On Graph Learning

Hassan Abassie, Ph.D. Thesis Seminar

Thursday, 26.4.2018, 11:00

Taub 701

A graph learning problem is a problem of finding a hidden graph $G=(V,E)$ using edge-detecting queries, where an edge-detecting query $Q_G(S)$, for $S \subseteq V$ is: does S contain at least one edge of G?
The main question is how many queries do we need to find all the edges.
Graph learning is a well-studied problem. It has been studied for general graphs, and also for specific graph families (i.e. matching, stars, cliques and others).
This problem has also been generalized to learning a hypergraph (where each edge consists of two vertices or more).
The motivation behind studying some graph families relevant to the problem above, was its various applications in different areas such molecular biology, chemistry and networks.

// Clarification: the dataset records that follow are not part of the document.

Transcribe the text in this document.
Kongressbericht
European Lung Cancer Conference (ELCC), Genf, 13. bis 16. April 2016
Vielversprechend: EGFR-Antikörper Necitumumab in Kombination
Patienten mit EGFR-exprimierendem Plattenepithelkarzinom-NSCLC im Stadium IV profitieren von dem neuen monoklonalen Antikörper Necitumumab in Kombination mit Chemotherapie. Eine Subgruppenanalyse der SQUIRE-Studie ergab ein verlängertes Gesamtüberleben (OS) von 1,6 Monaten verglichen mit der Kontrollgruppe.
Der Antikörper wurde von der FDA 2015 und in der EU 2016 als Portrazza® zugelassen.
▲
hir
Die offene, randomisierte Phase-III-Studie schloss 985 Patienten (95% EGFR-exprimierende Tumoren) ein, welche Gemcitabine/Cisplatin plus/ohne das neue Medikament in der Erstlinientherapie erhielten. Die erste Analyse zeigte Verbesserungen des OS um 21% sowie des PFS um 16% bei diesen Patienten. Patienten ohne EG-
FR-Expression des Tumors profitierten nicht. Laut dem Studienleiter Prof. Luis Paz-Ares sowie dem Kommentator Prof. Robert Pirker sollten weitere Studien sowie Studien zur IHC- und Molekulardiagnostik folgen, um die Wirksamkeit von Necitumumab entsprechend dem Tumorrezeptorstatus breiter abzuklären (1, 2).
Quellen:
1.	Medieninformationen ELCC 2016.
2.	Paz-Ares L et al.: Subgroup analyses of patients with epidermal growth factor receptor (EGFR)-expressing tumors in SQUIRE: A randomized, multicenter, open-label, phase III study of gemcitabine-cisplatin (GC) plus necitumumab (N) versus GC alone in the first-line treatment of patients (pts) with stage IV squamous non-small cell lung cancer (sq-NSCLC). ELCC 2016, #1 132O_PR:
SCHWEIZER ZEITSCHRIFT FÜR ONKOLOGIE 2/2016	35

For example, the general graph case is motivated by problems from biology and chemistry where, given a set of molecules (chemicals), we need to find pairs that react with each other.
In this case, the vertices correspond to the molecules (chemicals), the edges to the reactions, and the queries to experiments of putting a set of molecules (chemicals) together in a test tube and determining whether a reaction occurs.
When multiple molecules (chemicals) are combined in one test tube, a reaction is detectable
if and only if at least one pair of the molecules (chemicals) in the tube reacts.
The task is to identify which pairs react using as few experiments as possible.
In this talk I will show that any non-adaptive Monte Carlo algorithm (one-round) must ask at least $\Omega(m^2\log n)$ queries, and any two-round deterministic algorithm must ask at least $\Omega(m^2\log n)$ queries.
Finally, I will show a two-round Monte Carlo algorithm that asks $O(m^{4/3}\log n)$ queries and a five-round deterministic algorithm that asks $O(m^2\log n)$ queries.